Da montanha de onde vinha o rio, descortinava-se um vítreo
campo nevado, e, pelo outro lado, nos limites da planície com as
últimas ramificações da cidade, via-se uma curva rochosa como que
traçada a carvão Aqui, ele percebeu próximos à mão o líquen e o
musgo debaixo da neve e o rio-prado incrustado na morena, e as
saliências de gelo ao lado das margens, onde a água tilintava. Do
outro lado dos quarteirões residenciais da periferia destacava-se,
nítida, mais uma fileira de casas menores de loteamento, mas que
observadas com mais atenção pareciam se espalhar pelo terreno ali se
distinguia a estrada com os caminhões que rodavam sem fazer
barulho, por um momento, seus braços vibraram como se ele fosse um
motorista em uma boleia. Ao lado das chaminés da região industrial,
em uma terra de ninguém, estepe coberta de arbustos, luzia uma luz
vermelha, e o contêiner escuro lá atrás revelou-se, então, como um
trem parado que, com a mudança do sinal, se impulsionou e
agigantou, a princípio de modo quase imperceptível. A maioria dos
passageiros já havia vestido o sobretudo e se preparava para saltar na
estação central. Uma mão de criança procurou a mão de um adulto.

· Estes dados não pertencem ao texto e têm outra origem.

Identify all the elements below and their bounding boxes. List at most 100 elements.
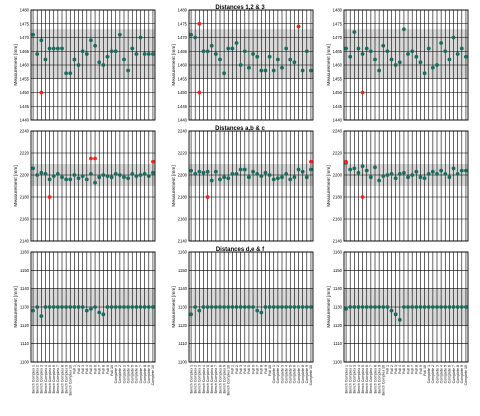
x-tick-label: Complete 5 xyxy=(444,365,448,383)
outlier-point xyxy=(205,195,210,199)
data-point xyxy=(377,178,382,183)
y-tick-label: 1445 xyxy=(20,104,30,109)
data-point xyxy=(197,169,202,174)
x-tick-label: Bench Complex 3 xyxy=(198,365,202,393)
data-point xyxy=(122,57,126,62)
data-point xyxy=(39,38,44,43)
data-point xyxy=(430,169,435,174)
data-point xyxy=(426,305,431,309)
x-tick-label: Complete 7 xyxy=(139,365,143,383)
data-point xyxy=(242,49,247,54)
data-point xyxy=(275,57,280,62)
x-tick-label: Bench Complex 10 xyxy=(382,365,386,395)
data-point xyxy=(352,30,357,34)
x-tick-label: Full 10 xyxy=(110,365,114,376)
plot-frame xyxy=(30,130,156,242)
y-tick-label: 1140 xyxy=(178,286,188,291)
data-point xyxy=(238,63,243,67)
y-tick-label: 1455 xyxy=(333,76,343,81)
data-point xyxy=(410,49,415,54)
y-tick-label: 1465 xyxy=(178,49,188,54)
data-point xyxy=(439,305,444,309)
data-point xyxy=(296,305,301,309)
plot-frame xyxy=(188,251,314,363)
data-point xyxy=(68,305,73,309)
plot-frame xyxy=(343,9,469,121)
y-tick-label: 2200 xyxy=(333,173,343,178)
data-point xyxy=(197,308,202,313)
data-point xyxy=(126,176,131,181)
x-tick-label: Full 1 xyxy=(73,365,77,374)
y-tick-label: 1120 xyxy=(20,323,30,328)
data-point xyxy=(280,305,284,309)
data-point xyxy=(414,305,419,309)
data-point xyxy=(459,168,464,173)
plot-panel: 2140 2160 2180 2200 2220 2240 Measurement [mm] xyxy=(13,129,156,244)
data-point xyxy=(443,49,448,54)
data-point xyxy=(134,52,139,56)
data-point xyxy=(263,305,268,309)
data-point xyxy=(101,63,106,67)
data-point xyxy=(39,314,44,319)
plot-panel: 1440 1445 1450 1455 1460 1465 1470 1475 1480 Meas… xyxy=(13,8,156,123)
data-point xyxy=(218,305,222,309)
y-tick-label: 1460 xyxy=(333,63,343,68)
data-point xyxy=(435,305,439,309)
data-point xyxy=(455,52,460,56)
data-point xyxy=(80,174,85,179)
data-point xyxy=(213,169,218,174)
y-tick-label: 1445 xyxy=(333,104,343,109)
data-point xyxy=(271,305,276,309)
data-point xyxy=(218,177,222,182)
data-point xyxy=(451,35,456,40)
data-point xyxy=(364,305,369,309)
data-point xyxy=(368,305,373,309)
data-point xyxy=(230,46,235,51)
x-tick-label: Complete 8 xyxy=(143,365,147,383)
data-point xyxy=(76,305,81,309)
outlier-point xyxy=(197,90,202,95)
x-tick-label: Complete 10 xyxy=(151,365,155,385)
data-point xyxy=(422,305,427,309)
data-point xyxy=(97,60,102,65)
data-point xyxy=(205,49,210,54)
plot-frame xyxy=(343,251,469,363)
y-tick-label: 1160 xyxy=(333,250,343,255)
data-point xyxy=(68,177,73,182)
y-tick-label: 2240 xyxy=(20,129,30,134)
data-point xyxy=(402,305,406,309)
data-point xyxy=(300,68,305,73)
x-tick-label: Full 5 xyxy=(247,365,251,374)
data-point xyxy=(113,305,118,309)
y-tick-label: 2220 xyxy=(333,151,343,156)
data-point xyxy=(60,46,64,51)
plot-frame xyxy=(343,130,469,242)
x-tick-label: Bench Complex 1 xyxy=(189,365,193,393)
x-tick-label: Bench Complex 10 xyxy=(69,365,73,395)
y-tick-label: 1475 xyxy=(178,21,188,26)
outlier-point xyxy=(344,159,348,164)
x-tick-label: Bench Complex 4 xyxy=(357,365,361,393)
data-point xyxy=(389,308,394,313)
x-tick-label: Full 8 xyxy=(102,365,106,374)
data-point xyxy=(426,172,431,176)
data-point xyxy=(397,172,402,176)
data-point xyxy=(464,54,468,59)
data-point xyxy=(117,32,122,37)
y-tick-label: 1100 xyxy=(333,360,343,365)
data-point xyxy=(230,305,235,309)
y-tick-label: 2220 xyxy=(178,151,188,156)
x-tick-label: Full 7 xyxy=(411,365,415,374)
x-tick-label: Complete 2 xyxy=(276,365,280,383)
data-point xyxy=(397,317,402,322)
data-point xyxy=(51,174,56,179)
data-point xyxy=(234,41,239,45)
data-point xyxy=(288,305,293,309)
data-point xyxy=(43,57,48,62)
y-axis-label: Measurement [mm] xyxy=(13,165,19,206)
plot-panel: 1100 1110 1120 1130 1140 1150 1160 Measurement … xyxy=(171,250,314,395)
data-point xyxy=(213,52,218,56)
x-tick-label: Bench Complex 5 xyxy=(48,365,52,393)
x-tick-label: Full 2 xyxy=(77,365,81,374)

Os que seguiriam viagem esticaram as pernas. O garçom do vagão-
restaurante quase vazio, trabalhando desde cedo na manhã, saiu para
o corredor, baixou a janela com a manivela e deixou que o vento da
viagem soprasse em seu rosto, enquanto o lavador de pratos, um tipo
meridional mais velho, olhava para a frente sem piscar e fumava um
cigarro, parado em seu nicho. Concomitante a estas imagens, ao longe
(”A distância é minha matéria”), o escritor notou por sobre os
telhados do centro da cidade uma estátua de pedra, que, segurando
um galho de palmeira de ferro, se destacava contra o céu, bem em
cima do zimbório de uma igreja, cercada por estátuas coadjuvantes,
dispostas como se estivessem brincando de roda.

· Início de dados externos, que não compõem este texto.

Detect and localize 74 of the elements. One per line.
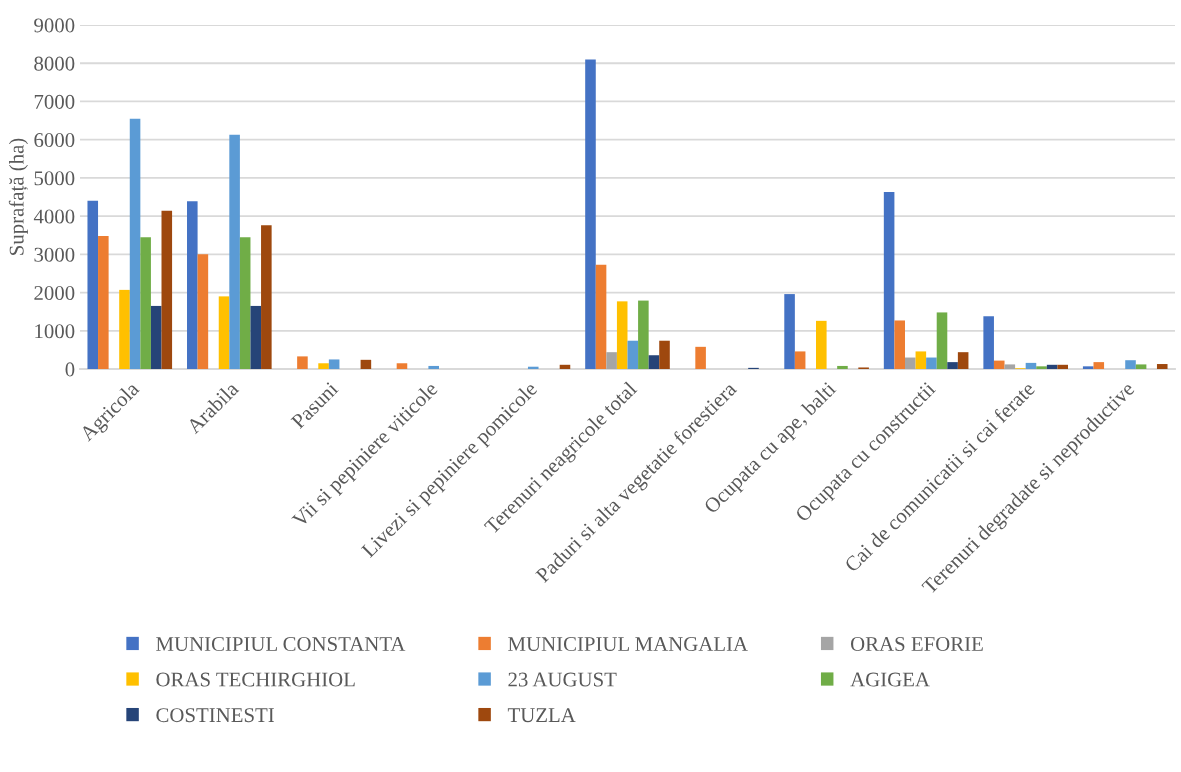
bar — [816, 320, 827, 369]
legend-label: COSTINESTI — [156, 708, 274, 723]
bar — [250, 305, 262, 369]
bar — [585, 59, 596, 369]
bar — [119, 289, 130, 369]
bar — [328, 359, 340, 369]
y-tick-label: 3000 — [34, 247, 75, 262]
legend-label: MUNICIPIUL CONSTANTA — [156, 637, 406, 652]
bar — [1057, 364, 1068, 369]
bar — [659, 340, 670, 369]
bar — [197, 254, 209, 369]
bar — [1125, 360, 1136, 369]
bar — [140, 237, 151, 369]
bar — [983, 316, 994, 369]
bar — [638, 300, 649, 369]
y-axis-title: Suprafață (ha) — [8, 138, 28, 255]
bar — [428, 365, 439, 369]
bar — [648, 355, 660, 369]
bar — [218, 296, 230, 369]
y-tick-label: 6000 — [34, 133, 75, 148]
bar — [239, 237, 251, 369]
y-tick-label: 8000 — [34, 56, 75, 71]
y-tick-label: 1000 — [35, 324, 75, 339]
bar — [926, 357, 937, 369]
bar — [187, 201, 198, 369]
bar — [1156, 364, 1168, 369]
bar — [616, 301, 628, 369]
bar — [229, 134, 240, 369]
y-tick-label: 4000 — [33, 209, 75, 224]
bar — [396, 363, 408, 369]
legend-label: 23 AUGUST — [508, 672, 617, 687]
legend-label: ORAS EFORIE — [850, 637, 983, 652]
bar — [957, 352, 969, 369]
bar — [1004, 364, 1016, 369]
y-tick-label: 7000 — [34, 94, 75, 109]
bar — [837, 365, 848, 369]
legend-label: ORAS TECHIRGHIOL — [156, 672, 355, 687]
bar — [1025, 362, 1037, 369]
bar — [318, 363, 329, 369]
bar — [883, 192, 895, 369]
bar — [993, 360, 1005, 369]
legend-label: AGIGEA — [850, 672, 930, 687]
bar — [695, 346, 706, 369]
y-tick-label: 0 — [65, 362, 75, 377]
bar — [129, 118, 141, 369]
bar — [297, 356, 308, 369]
y-tick-label: 9000 — [34, 18, 75, 33]
bar — [915, 351, 927, 369]
legend-label: MUNICIPIUL MANGALIA — [508, 637, 748, 652]
legend-label: TUZLA — [507, 708, 576, 723]
bar — [1082, 366, 1094, 369]
bar — [1093, 362, 1105, 369]
bar — [87, 200, 99, 369]
bar — [1046, 364, 1058, 369]
bar — [595, 264, 607, 369]
y-tick-label: 2000 — [34, 285, 75, 300]
y-tick-label: 5000 — [34, 171, 75, 186]
bar — [527, 366, 539, 369]
bar — [559, 364, 571, 369]
bar — [360, 359, 372, 369]
bar — [947, 362, 958, 369]
bar — [794, 351, 806, 369]
bar — [150, 305, 162, 369]
bar — [161, 210, 173, 369]
bar — [627, 340, 639, 369]
bar — [1036, 366, 1047, 369]
bar — [606, 352, 617, 369]
bar — [98, 235, 109, 369]
bar — [261, 225, 272, 369]
bar — [894, 320, 905, 369]
bar — [784, 294, 795, 369]
bar — [936, 312, 948, 369]
bar — [1135, 364, 1147, 369]
bar — [904, 357, 916, 369]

O último trecho do caminho da colina desembocava numa escada
margeada por centenárias repartições públicas. No setor superior,
jardins-terraços projetavam-se aqui e ali nas laterais, qual sequência
de pontes de via-férrea. Nos andares mais baixos, próximo à encosta
do rochedo, estavam acesas as luzes de todos os aposentos, decerto
desde a manhã. Cada patamar dava vista para um pavimento abaixo.
Um abajur lançava um círculo luminoso sobre alguns livros abertos,
os quais, o homem sentado à sua frente, inerte, parecia mais
contemplar que estudar. Uma mulher, como que recém-entrada porta
adentro, ainda estava de casaco e chapéu, pesada bolsa de compras na
mão. Um homem grisalho de suspensórios e mangas arregaçadas
atravessou devagar o quarto, seguido alguns degraus escada acima
por um enorme rosto lacrimoso enquadrado no retângulo da
televisão, atrás de uma cortina entreaberta. Por fim, no último lance, o
andar-térreo, havia peças de repartição ou escritório, à luz de néon:
plantas artificiais, arquivos, quadros de cortiça com cartões-postais; os
muitos que pertenciam àquele lugar e o único estranho constrangido,
sempre se afastando para deixar passar os funcionários; a aparência
de bem-estar dada pelo colarinho aberto de um e os cabelos soltos dos
outros, os floridos galhos de dezembro enfiados na garrafa sobre o
peitoril. Era também como se ali, nas proximidades das moradias,
ficasse mais quente, setor a setor; no alto, no rochedo desmaiado,
estalactites da grossura de colunas; embaixo, nos jardins, ao lado dos
habituais arbustos e da sebe de pinheiros, já havia alguns troncos de
palmeiras e, apesar de protegidos por coberturas de plástico, loureiros
globuliformes e verdebrilhosos. E assim, sentindo-se despercebido
pelo mundo exterior, o escritor realizou sua, por assim dizer, entrada
na cidade. Sua meta era um restaurante, menos por fome e sede, mais
pela necessidade de sentar-se em um local público e ser servido; após
as longas horas solitárias no quarto, ele sentia como se merecesse isso.